The same trader expected to see more investor interest, similar to earlier in the year, at historical low prices, with investors looking to diversify their portfolios away from traditional energy commodities toward energy transition commodities such as cobalt.
Some market participants expected that the stockpiling by China’s State Reserve Bureau (SRB) would help to ease the pressure on cobalt prices.
“The Chinese economy is weak, but it is offset by relatively stable US and Western markets,” a North American trader said. “Buying among consumers is slow but the SRB stockpiling should help to support cobalt prices, by offsetting the oversupply of cobalt.”
Fastmarkets’ daily price assessment for cobalt, standard grade, in-whs Rotterdam, was $13.50-14.75 per lb on September 14, compared with $16.30-18.50 per lb on July 19, when the price was at the height of its recovery from the historical low of $13.30-14.10 per lb on May 23.
But the alloy grade market remained at a premium to standard grade, due to the stronger superalloy market in the US, where there is limited availability of materials that the superalloy sector can take.
Some traders based in the US have told Fastmarkets that they were not able to participate in the alloy-grade market because they did not have materials to trade.
Fastmarkets’ daily price assessment for cobalt, alloy grade, in-whs Rotterdam, was $15.50-16.50 per lb on September 14, down compared with $18.30-19.80 on July 18, when the price was at the height of its recovery from the historical low of $13.80-15.30 per lb on May 30.
“A lot of our superalloy-grade consumer demand is for forward delivery,” a third trader said.
Meanwhile, the oversupply of cobalt remained a concern for market participants, especially after mining company China Molybdenum (CMOC) reached a consensus on royalties with state-owned miner Gécamines in Democratic Republic of Congo (DRC), which were at the root of a dispute that led to an export ban.
Market participants told Fastmarkets that logistics were still subject to disruption from DRC to the Port of Durban in South Africa, and that CMOC has only been able to ship out materials in small increments.
“The company is putting priority on getting materials out for customers with long-term contracts, to fill orders that could not be transported while the export ban was in place,” a market participant said.

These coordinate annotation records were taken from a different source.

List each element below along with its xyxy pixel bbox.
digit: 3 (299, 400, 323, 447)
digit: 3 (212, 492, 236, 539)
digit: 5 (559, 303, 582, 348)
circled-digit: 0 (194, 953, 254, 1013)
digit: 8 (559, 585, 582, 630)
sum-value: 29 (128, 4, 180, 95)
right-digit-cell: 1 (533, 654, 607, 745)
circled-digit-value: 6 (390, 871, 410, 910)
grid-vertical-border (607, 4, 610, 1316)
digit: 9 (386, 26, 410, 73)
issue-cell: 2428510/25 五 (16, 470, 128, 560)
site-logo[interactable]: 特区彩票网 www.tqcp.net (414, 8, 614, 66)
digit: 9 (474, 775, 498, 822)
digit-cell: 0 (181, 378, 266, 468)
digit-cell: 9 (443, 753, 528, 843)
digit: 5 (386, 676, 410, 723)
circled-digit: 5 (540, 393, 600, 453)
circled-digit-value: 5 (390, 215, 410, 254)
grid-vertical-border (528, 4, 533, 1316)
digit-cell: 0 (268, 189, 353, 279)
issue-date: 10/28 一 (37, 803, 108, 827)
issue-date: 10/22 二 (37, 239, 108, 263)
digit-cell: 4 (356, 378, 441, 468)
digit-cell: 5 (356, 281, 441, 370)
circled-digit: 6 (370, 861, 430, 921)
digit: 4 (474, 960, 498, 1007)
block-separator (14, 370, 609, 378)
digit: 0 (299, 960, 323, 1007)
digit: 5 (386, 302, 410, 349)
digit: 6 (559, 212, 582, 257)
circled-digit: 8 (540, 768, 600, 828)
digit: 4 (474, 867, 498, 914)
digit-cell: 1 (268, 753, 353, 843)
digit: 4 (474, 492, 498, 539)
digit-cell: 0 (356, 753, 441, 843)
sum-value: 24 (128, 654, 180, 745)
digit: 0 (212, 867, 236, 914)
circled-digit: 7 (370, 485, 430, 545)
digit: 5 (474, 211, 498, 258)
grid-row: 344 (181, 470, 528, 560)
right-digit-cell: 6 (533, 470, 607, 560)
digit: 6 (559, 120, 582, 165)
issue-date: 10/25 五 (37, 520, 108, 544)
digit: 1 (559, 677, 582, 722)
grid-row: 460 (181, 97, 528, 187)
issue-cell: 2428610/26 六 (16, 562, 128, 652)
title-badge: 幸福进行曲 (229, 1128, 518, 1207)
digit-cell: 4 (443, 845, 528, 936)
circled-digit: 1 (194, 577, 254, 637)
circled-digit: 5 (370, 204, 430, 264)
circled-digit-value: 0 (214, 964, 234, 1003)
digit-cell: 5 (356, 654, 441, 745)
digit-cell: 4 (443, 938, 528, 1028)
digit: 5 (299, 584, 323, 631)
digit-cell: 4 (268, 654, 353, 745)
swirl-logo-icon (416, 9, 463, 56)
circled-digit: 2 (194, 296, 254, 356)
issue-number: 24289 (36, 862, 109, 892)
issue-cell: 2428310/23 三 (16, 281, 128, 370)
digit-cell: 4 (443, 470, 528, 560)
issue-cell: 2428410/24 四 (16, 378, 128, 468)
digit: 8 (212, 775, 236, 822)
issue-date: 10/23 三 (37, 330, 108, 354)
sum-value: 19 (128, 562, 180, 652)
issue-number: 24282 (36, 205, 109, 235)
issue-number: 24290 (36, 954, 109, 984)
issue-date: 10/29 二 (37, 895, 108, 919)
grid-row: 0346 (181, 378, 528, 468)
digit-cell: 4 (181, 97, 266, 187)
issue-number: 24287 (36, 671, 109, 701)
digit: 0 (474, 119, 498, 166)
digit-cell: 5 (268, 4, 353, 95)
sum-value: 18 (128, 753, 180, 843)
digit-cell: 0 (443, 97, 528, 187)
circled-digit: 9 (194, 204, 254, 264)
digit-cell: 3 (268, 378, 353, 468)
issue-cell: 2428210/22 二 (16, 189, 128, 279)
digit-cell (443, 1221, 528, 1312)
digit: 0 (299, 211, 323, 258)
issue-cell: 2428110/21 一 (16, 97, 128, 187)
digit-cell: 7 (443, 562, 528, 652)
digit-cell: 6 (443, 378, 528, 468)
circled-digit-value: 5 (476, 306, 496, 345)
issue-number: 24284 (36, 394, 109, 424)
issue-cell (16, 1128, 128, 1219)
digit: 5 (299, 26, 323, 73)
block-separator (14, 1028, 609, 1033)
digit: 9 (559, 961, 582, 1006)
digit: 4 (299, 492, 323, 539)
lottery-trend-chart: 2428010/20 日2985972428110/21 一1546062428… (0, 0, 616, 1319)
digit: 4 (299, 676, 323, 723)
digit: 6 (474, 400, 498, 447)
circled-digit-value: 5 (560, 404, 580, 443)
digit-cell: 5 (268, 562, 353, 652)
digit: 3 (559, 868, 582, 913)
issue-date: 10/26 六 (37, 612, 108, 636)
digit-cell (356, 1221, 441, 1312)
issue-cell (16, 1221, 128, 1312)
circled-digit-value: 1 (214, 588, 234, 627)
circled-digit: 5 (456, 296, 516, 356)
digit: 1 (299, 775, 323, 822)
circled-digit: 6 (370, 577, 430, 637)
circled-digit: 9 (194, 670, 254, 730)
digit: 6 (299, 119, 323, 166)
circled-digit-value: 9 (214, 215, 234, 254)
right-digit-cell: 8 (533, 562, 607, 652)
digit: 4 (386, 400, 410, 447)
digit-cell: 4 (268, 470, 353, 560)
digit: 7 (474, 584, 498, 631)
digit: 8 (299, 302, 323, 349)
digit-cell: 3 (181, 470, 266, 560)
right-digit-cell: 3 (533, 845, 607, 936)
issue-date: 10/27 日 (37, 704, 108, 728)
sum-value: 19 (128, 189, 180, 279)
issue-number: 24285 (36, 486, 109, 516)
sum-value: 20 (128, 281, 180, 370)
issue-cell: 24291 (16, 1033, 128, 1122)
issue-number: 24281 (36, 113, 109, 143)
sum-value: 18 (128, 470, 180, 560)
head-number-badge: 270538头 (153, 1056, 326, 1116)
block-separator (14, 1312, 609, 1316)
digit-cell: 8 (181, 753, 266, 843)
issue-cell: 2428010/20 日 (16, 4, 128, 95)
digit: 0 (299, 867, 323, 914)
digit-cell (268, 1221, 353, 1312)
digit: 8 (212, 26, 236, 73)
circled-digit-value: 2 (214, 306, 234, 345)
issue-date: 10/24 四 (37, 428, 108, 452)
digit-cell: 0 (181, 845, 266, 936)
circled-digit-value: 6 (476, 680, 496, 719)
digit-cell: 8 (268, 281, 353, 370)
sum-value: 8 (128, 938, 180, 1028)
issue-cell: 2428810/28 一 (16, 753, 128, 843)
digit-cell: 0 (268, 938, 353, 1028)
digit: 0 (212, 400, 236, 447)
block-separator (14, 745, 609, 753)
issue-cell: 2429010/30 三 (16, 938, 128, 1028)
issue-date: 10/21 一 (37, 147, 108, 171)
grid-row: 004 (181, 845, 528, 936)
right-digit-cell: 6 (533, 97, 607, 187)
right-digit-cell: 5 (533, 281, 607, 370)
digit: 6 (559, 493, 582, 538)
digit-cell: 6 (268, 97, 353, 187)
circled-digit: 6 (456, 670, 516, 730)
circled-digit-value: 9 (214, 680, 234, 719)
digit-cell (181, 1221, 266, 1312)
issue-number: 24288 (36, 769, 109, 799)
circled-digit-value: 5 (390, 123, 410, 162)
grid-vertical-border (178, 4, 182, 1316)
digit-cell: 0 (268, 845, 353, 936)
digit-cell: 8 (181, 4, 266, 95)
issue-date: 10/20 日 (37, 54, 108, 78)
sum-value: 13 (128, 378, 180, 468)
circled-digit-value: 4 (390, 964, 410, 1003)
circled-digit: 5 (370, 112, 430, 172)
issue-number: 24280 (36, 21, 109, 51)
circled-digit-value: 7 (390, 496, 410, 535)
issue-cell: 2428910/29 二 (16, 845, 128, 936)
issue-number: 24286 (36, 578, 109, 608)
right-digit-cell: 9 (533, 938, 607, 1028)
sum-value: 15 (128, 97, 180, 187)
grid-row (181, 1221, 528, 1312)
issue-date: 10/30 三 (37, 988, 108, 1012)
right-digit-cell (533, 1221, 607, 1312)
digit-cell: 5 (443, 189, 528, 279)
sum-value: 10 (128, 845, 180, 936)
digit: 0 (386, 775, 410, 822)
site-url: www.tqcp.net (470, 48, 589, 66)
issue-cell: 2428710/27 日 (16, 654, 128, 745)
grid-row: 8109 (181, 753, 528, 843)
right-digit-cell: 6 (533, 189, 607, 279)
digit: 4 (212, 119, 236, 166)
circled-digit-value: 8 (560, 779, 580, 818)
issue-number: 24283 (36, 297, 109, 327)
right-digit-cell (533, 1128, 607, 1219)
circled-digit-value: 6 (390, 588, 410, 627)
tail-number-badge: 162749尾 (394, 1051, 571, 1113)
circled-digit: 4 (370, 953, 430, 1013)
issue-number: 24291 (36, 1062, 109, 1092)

“Since exports resumed in May, transport of the products has been going smoothly,” CMOC vice-president Zhou Jun said on September 6. “We expect to de-stock by the end of the month, when around 240,000 tonnes of copper will be transported.
“In addition,” he said, “the first batch of copper and cobalt products exported to China from the company’s KFM copper and cobalt mine in the DRC will also arrive at Ningbo Port in the near future.”
There was no mention of a specific volume of cobalt, however.
A source close to the matter told Fastmarkets that cobalt hydroxide from the DRC would be shipped in the second half of this month.
The depressed prices for cobalt sulfate and hydroxide have forced chemical producers to convert these into metal for a small profit, adding extra pressure on cobalt metal prices, market participants told Fastmarkets.
Fastmarkets’ twice-weekly assessment of the cobalt hydroxide payable indicator, min 30% Co, cif China, % payable of Fastmarkets’ standard-grade cobalt price (low-end), was 55-60% on September 13.
And the daily price assessment for cobalt hydroxide, 30% Co min, cif China, was $7.30-7.60 per lb on September 14.
“There is no demand for cobalt sulfate, and the cobalt hydroxide price is low. Chinese chemical producers are converting these into metal,” a producer source said.
In addition to chemicals being converted into metal, there was additional metal production by Chinese cobalt producer Hanrui.
“Hanrui has started [cobalt] metal production and it can easily deliver to China’s SRB for its plan to stockpile a large volume of cobalt metal,” the same source said.
Fastmarkets’ analysts forecast cobalt surpluses of 7,000 tonnes in 2023 and 14,000 tonnes in 2024.